Jakarta – Djoko Dwijono, mantan Direktur PT Jasamarga Jalan Layang Cikampek (JJC) periode 2016-2020, dijatuhi hukuman tiga tahun penjara dan denda sebesar Rp250 juta dengan subsider tiga bulan kurungan. Djoko dinyatakan bersalah dalam kasus korupsi pembangunan tol layang Jakarta-Cikampek (Japek) II atau Tol MBZ pada tahun 2016-2017.
Hakim mempertimbangkan beberapa faktor yang memberatkan dan meringankan dalam menjatuhkan putusan tersebut. Faktor yang memberatkan adalah tindakan Djoko yang tidak mendukung program pemerintah dalam menciptakan pemerintahan yang bersih dari korupsi, kolusi, dan nepotisme (KKN).
Di sisi lain, faktor yang meringankan adalah pengakuan bersalah Djoko dan penyesalannya atas perbuatannya. Selain itu, Djoko bersikap sopan selama persidangan, merupakan tulang punggung keluarga, dan belum pernah dihukum sebelumnya.
Vonis yang dijatuhkan kepada Djoko lebih ringan dibandingkan tuntutan jaksa yang menginginkan hukuman empat tahun penjara dan denda sebesar Rp1 miliar dengan subsider enam bulan kurungan. Djoko dinilai telah merugikan keuangan negara sebesar Rp510 miliar dalam kasus dugaan korupsi pembangunan Tol MBZ tahun 2016-2017. Tindakannya tersebut melanggar Pasal 3 Undang-undang Pemberantasan Tindak Pidana Korupsi (UU Tipikor) Jo Pasal 55 ayat 1 ke-1 KUHP.
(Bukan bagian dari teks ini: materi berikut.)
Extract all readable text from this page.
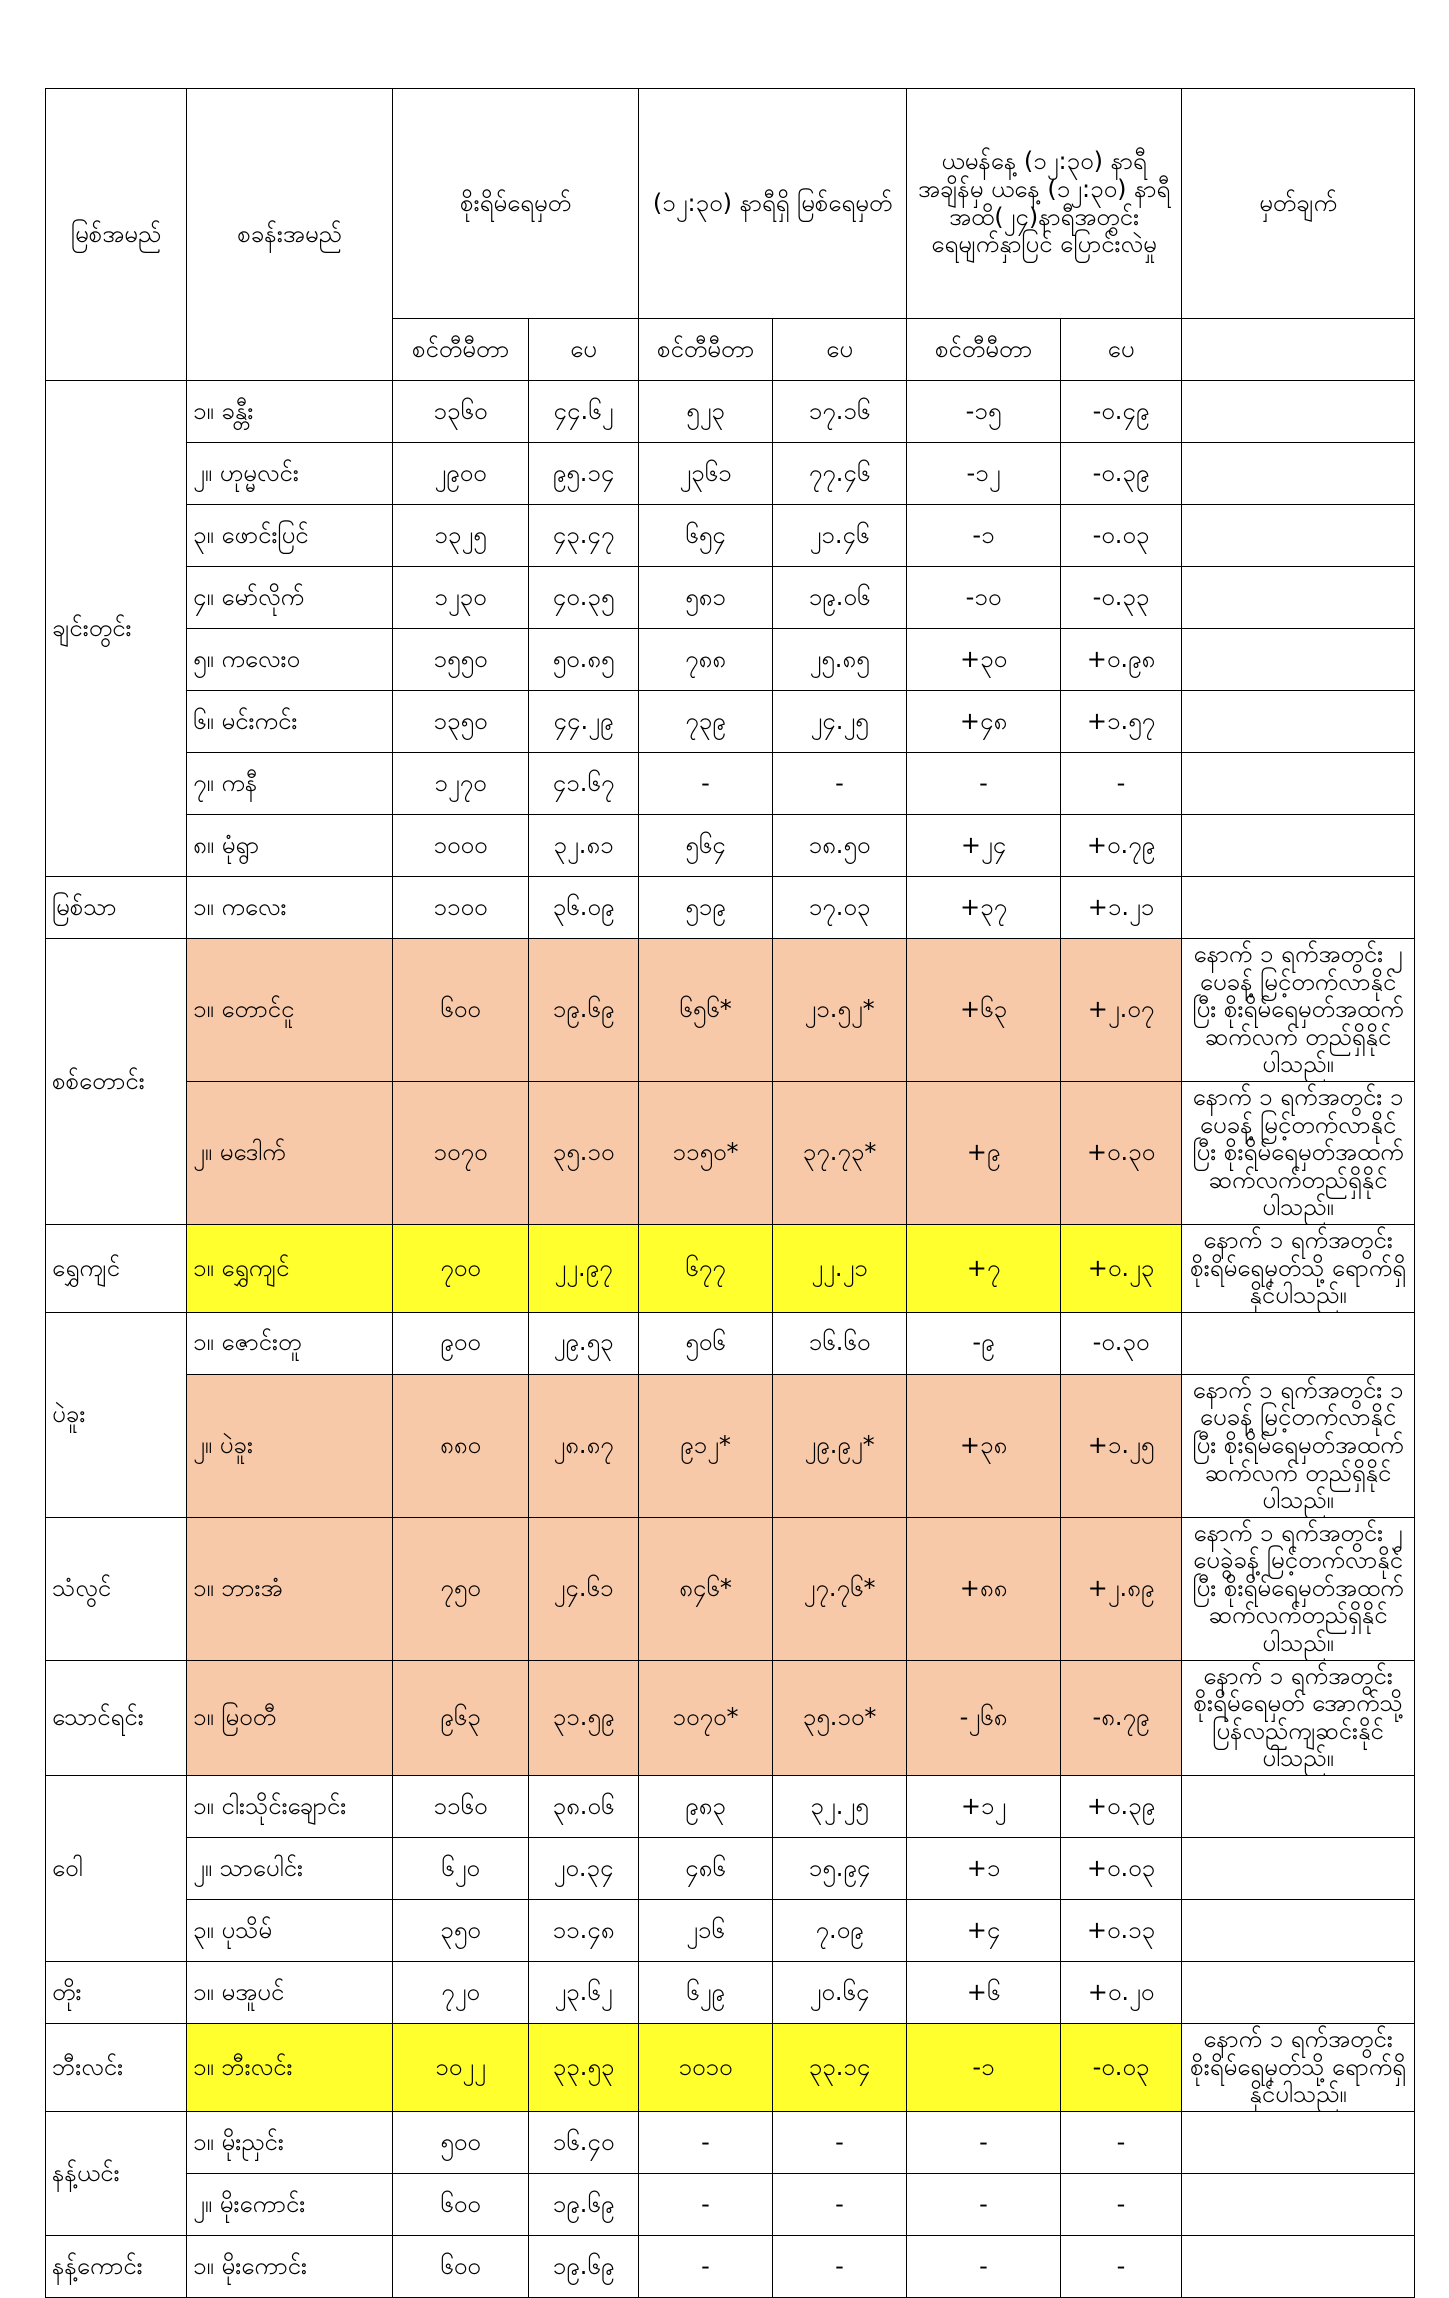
မြစ်အမည်	စခန်းအမည်	စိုးရိမ်ရေမှတ်		(၁၂:၃၀) နာရီရှိ မြစ်ရေမှတ်		ယမန်နေ့ (၁၂:၃၀) နာရီ အချိန်မှ ယနေ့ (၁၂:၃၀) နာရီအထိ(၂၄)နာရီအတွင်း ရေမျက်နှာပြင် ပြောင်းလဲမှု		မှတ်ချက်
		စင်တီမီတာ	ပေ	စင်တီမီတာ	ပေ	စင်တီမီတာ	ပေ	
ချင်းတွင်း	၁။ ခန္တီး	၁၃၆၀	၄၄.၆၂	၅၂၃	၁၇.၁၆	-၁၅	-၀.၄၉	
	၂။ ဟုမ္မလင်း	၂၉၀၀	၉၅.၁၄	၂၃၆၁	၇၇.၄၆	-၁၂	-၀.၃၉	
	၃။ ဖောင်းပြင်	၁၃၂၅	၄၃.၄၇	၆၅၄	၂၁.၄၆	-၁	-၀.၀၃	
	၄။ မော်လိုက်	၁၂၃၀	၄၀.၃၅	၅၈၁	၁၉.၀၆	-၁၀	-၀.၃၃	
	၅။ ကလေးဝ	၁၅၅၀	၅၀.၈၅	၇၈၈	၂၅.၈၅	+၃၀	+၀.၉၈	
	၆။ မင်းကင်း	၁၃၅၀	၄၄.၂၉	၇၃၉	၂၄.၂၅	+၄၈	+၁.၅၇	
	၇။ ကနီ	၁၂၇၀	၄၁.၆၇	-	-	-	-	
	၈။ မုံရွာ	၁၀၀၀	၃၂.၈၁	၅၆၄	၁၈.၅၀	+၂၄	+၀.၇၉	
မြစ်သာ	၁။ ကလေး	၁၁၀၀	၃၆.၀၉	၅၁၉	၁၇.၀၃	+၃၇	+၁.၂၁	
စစ်တောင်း	၁။ တောင်ငူ	၆၀၀	၁၉.၆၉	၆၅၆*	၂၁.၅၂*	+၆၃	+၂.၀၇	နောက် ၁ ရက်အတွင်း ၂ ပေခန့် မြင့်တက်လာနိုင်ပြီး စိုးရိမ်ရေမှတ်အထက် ဆက်လက် တည်ရှိနိုင်ပါသည်။
	၂။ မဒေါက်	၁၀၇၀	၃၅.၁၀	၁၁၅၀*	၃၇.၇၃*	+၉	+၀.၃၀	နောက် ၁ ရက်အတွင်း ၁ ပေခန့် မြင့်တက်လာနိုင်ပြီး စိုးရိမ်ရေမှတ်အထက် ဆက်လက်တည်ရှိနိုင်ပါသည်။
ရွှေကျင်	၁။ ရွှေကျင်	၇၀၀	၂၂.၉၇	၆၇၇	၂၂.၂၁	+၇	+၀.၂၃	နောက် ၁ ရက်အတွင်း စိုးရိမ်ရေမှတ်သို့ ရောက်ရှိနိုင်ပါသည်။
ပဲခူး	၁။ ဇောင်းတူ	၉၀၀	၂၉.၅၃	၅၀၆	၁၆.၆၀	-၉	-၀.၃၀	
	၂။ ပဲခူး	၈၈၀	၂၈.၈၇	၉၁၂*	၂၉.၉၂*	+၃၈	+၁.၂၅	နောက် ၁ ရက်အတွင်း ၁ ပေခန့် မြင့်တက်လာနိုင်ပြီး စိုးရိမ်ရေမှတ်အထက် ဆက်လက် တည်ရှိနိုင်ပါသည်။
သံလွင်	၁။ ဘားအံ	၇၅၀	၂၄.၆၁	၈၄၆*	၂၇.၇၆*	+၈၈	+၂.၈၉	နောက် ၁ ရက်အတွင်း ၂ ပေခွဲခန့် မြင့်တက်လာနိုင်ပြီး စိုးရိမ်ရေမှတ်အထက် ဆက်လက်တည်ရှိနိုင်ပါသည်။
သောင်ရင်း	၁။ မြဝတီ	၉၆၃	၃၁.၅၉	၁၀၇၀*	၃၅.၁၀*	-၂၆၈	-၈.၇၉	နောက် ၁ ရက်အတွင်း စိုးရိမ်ရေမှတ် အောက်သို့ ပြန်လည်ကျဆင်းနိုင်ပါသည်။
ဝေါ	၁။ ငါးသိုင်းချောင်း	၁၁၆၀	၃၈.၀၆	၉၈၃	၃၂.၂၅	+၁၂	+၀.၃၉	
	၂။ သာပေါင်း	၆၂၀	၂၀.၃၄	၄၈၆	၁၅.၉၄	+၁	+၀.၀၃	
	၃။ ပုသိမ်	၃၅၀	၁၁.၄၈	၂၁၆	၇.၀၉	+၄	+၀.၁၃	
တိုး	၁။ မအူပင်	၇၂၀	၂၃.၆၂	၆၂၉	၂၀.၆၄	+၆	+၀.၂၀	
ဘီးလင်း	၁။ ဘီးလင်း	၁၀၂၂	၃၃.၅၃	၁၀၁၀	၃၃.၁၄	-၁	-၀.၀၃	နောက် ၁ ရက်အတွင်း စိုးရိမ်ရေမှတ်သို့ ရောက်ရှိနိုင်ပါသည်။
နန့်ယင်း	၁။ မိုးညှင်း	၅၀၀	၁၆.၄၀	-	-	-	-	
	၂။ မိုးကောင်း	၆၀၀	၁၉.၆၉	-	-	-	-	
နန့်ကောင်း	၁။ မိုးကောင်း	၆၀၀	၁၉.၆၉	-	-	-	-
Selain Djoko Dwijono, terdapat tiga terdakwa lain dalam kasus ini. Mereka adalah Yudhi Mahyudin, Ketua Panitia Lelang PT JJC; Sofiah Balfas, Direktur Operasional II PT Bukaka Teknik Utama sejak tahun 2008 dan Kuasa KSO Bukaka PT KS; serta Tony Budianto Sihite, Team Leader Konsultan Perencana PT LAPI Ganesatama Consulting dan Pemilik PT Delta Global Struktur. Ketiga terdakwa ini juga akan divonis pada hari yang sama.
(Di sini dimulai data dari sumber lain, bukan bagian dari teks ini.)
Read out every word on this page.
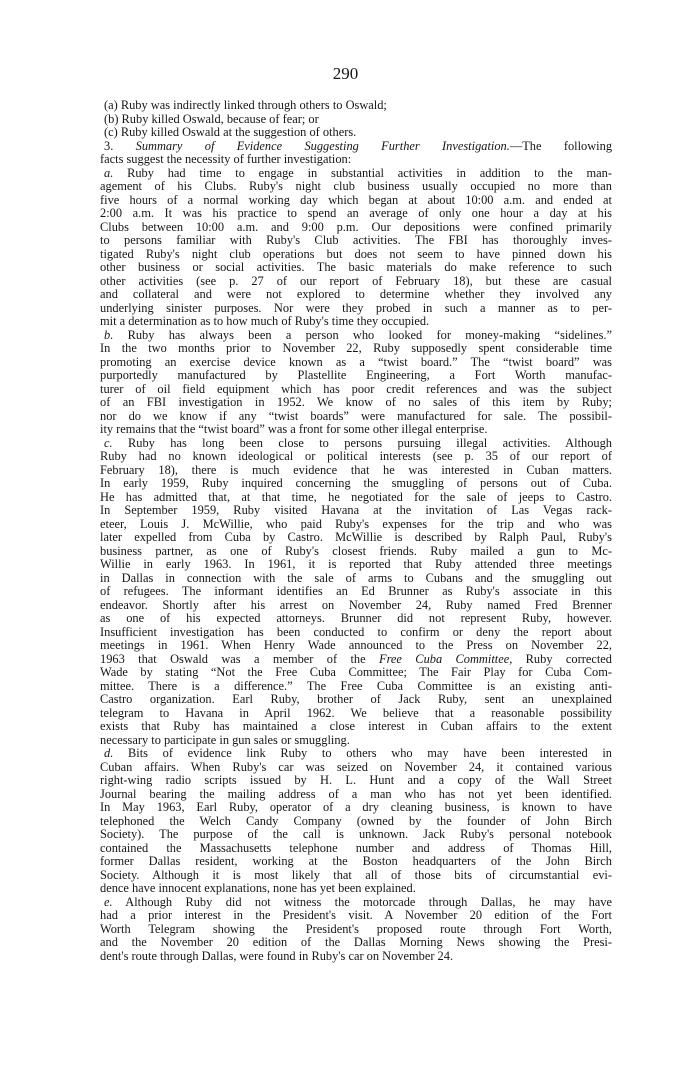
290
(a) Ruby was indirectly linked through others to Oswald;
(b) Ruby killed Oswald, because of fear; or
(c) Ruby killed Oswald at the suggestion of others.
3. Summary of Evidence Suggesting Further Investigation.—The following
facts suggest the necessity of further investigation:
a. Ruby had time to engage in substantial activities in addition to the man-
agement of his Clubs. Ruby's night club business usually occupied no more than
five hours of a normal working day which began at about 10:00 a.m. and ended at
2:00 a.m. It was his practice to spend an average of only one hour a day at his
Clubs between 10:00 a.m. and 9:00 p.m. Our depositions were confined primarily
to persons familiar with Ruby's Club activities. The FBI has thoroughly inves-
tigated Ruby's night club operations but does not seem to have pinned down his
other business or social activities. The basic materials do make reference to such
other activities (see p. 27 of our report of February 18), but these are casual
and collateral and were not explored to determine whether they involved any
underlying sinister purposes. Nor were they probed in such a manner as to per-
mit a determination as to how much of Ruby's time they occupied.
b. Ruby has always been a person who looked for money-making “sidelines.”
In the two months prior to November 22, Ruby supposedly spent considerable time
promoting an exercise device known as a “twist board.” The “twist board” was
purportedly manufactured by Plastellite Engineering, a Fort Worth manufac-
turer of oil field equipment which has poor credit references and was the subject
of an FBI investigation in 1952. We know of no sales of this item by Ruby;
nor do we know if any “twist boards” were manufactured for sale. The possibil-
ity remains that the “twist board” was a front for some other illegal enterprise.
c. Ruby has long been close to persons pursuing illegal activities. Although
Ruby had no known ideological or political interests (see p. 35 of our report of
February 18), there is much evidence that he was interested in Cuban matters.
In early 1959, Ruby inquired concerning the smuggling of persons out of Cuba.
He has admitted that, at that time, he negotiated for the sale of jeeps to Castro.
In September 1959, Ruby visited Havana at the invitation of Las Vegas rack-
eteer, Louis J. McWillie, who paid Ruby's expenses for the trip and who was
later expelled from Cuba by Castro. McWillie is described by Ralph Paul, Ruby's
business partner, as one of Ruby's closest friends. Ruby mailed a gun to Mc-
Willie in early 1963. In 1961, it is reported that Ruby attended three meetings
in Dallas in connection with the sale of arms to Cubans and the smuggling out
of refugees. The informant identifies an Ed Brunner as Ruby's associate in this
endeavor. Shortly after his arrest on November 24, Ruby named Fred Brenner
as one of his expected attorneys. Brunner did not represent Ruby, however.
Insufficient investigation has been conducted to confirm or deny the report about
meetings in 1961. When Henry Wade announced to the Press on November 22,
1963 that Oswald was a member of the Free Cuba Committee, Ruby corrected
Wade by stating “Not the Free Cuba Committee; The Fair Play for Cuba Com-
mittee. There is a difference.” The Free Cuba Committee is an existing anti-
Castro organization. Earl Ruby, brother of Jack Ruby, sent an unexplained
telegram to Havana in April 1962. We believe that a reasonable possibility
exists that Ruby has maintained a close interest in Cuban affairs to the extent
necessary to participate in gun sales or smuggling.
d. Bits of evidence link Ruby to others who may have been interested in
Cuban affairs. When Ruby's car was seized on November 24, it contained various
right-wing radio scripts issued by H. L. Hunt and a copy of the Wall Street
Journal bearing the mailing address of a man who has not yet been identified.
In May 1963, Earl Ruby, operator of a dry cleaning business, is known to have
telephoned the Welch Candy Company (owned by the founder of John Birch
Society). The purpose of the call is unknown. Jack Ruby's personal notebook
contained the Massachusetts telephone number and address of Thomas Hill,
former Dallas resident, working at the Boston headquarters of the John Birch
Society. Although it is most likely that all of those bits of circumstantial evi-
dence have innocent explanations, none has yet been explained.
e. Although Ruby did not witness the motorcade through Dallas, he may have
had a prior interest in the President's visit. A November 20 edition of the Fort
Worth Telegram showing the President's proposed route through Fort Worth,
and the November 20 edition of the Dallas Morning News showing the Presi-
dent's route through Dallas, were found in Ruby's car on November 24.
Kasus korupsi ini menjadi sorotan publik karena melibatkan proyek infrastruktur besar yang seharusnya memberikan manfaat bagi masyarakat luas. Pembangunan tol layang Jakarta-Cikampek (Japek) II atau Tol MBZ merupakan salah satu proyek strategis nasional yang bertujuan untuk mengurangi kemacetan di jalur tol Jakarta-Cikampek.
Namun, tindakan korupsi yang dilakukan oleh para terdakwa telah merugikan keuangan negara dan menghambat proses pembangunan. Kasus ini juga menjadi pengingat bagi semua pihak untuk selalu menjaga integritas dan transparansi dalam setiap proyek pembangunan.
Pemerintah terus berupaya untuk memerangi korupsi melalui berbagai kebijakan dan program. Salah satunya adalah dengan memperkuat lembaga penegak hukum seperti Komisi Pemberantasan Korupsi (KPK) dan meningkatkan transparansi dalam pengelolaan anggaran negara.
Kasus korupsi yang melibatkan Djoko Dwijono dan terdakwa lainnya menunjukkan bahwa masih banyak tantangan yang harus dihadapi dalam upaya menciptakan pemerintahan yang bersih dan bebas dari KKN. Oleh karena itu, diperlukan kerjasama dari semua pihak, termasuk masyarakat, untuk mendukung upaya pemerintah dalam memerangi korupsi.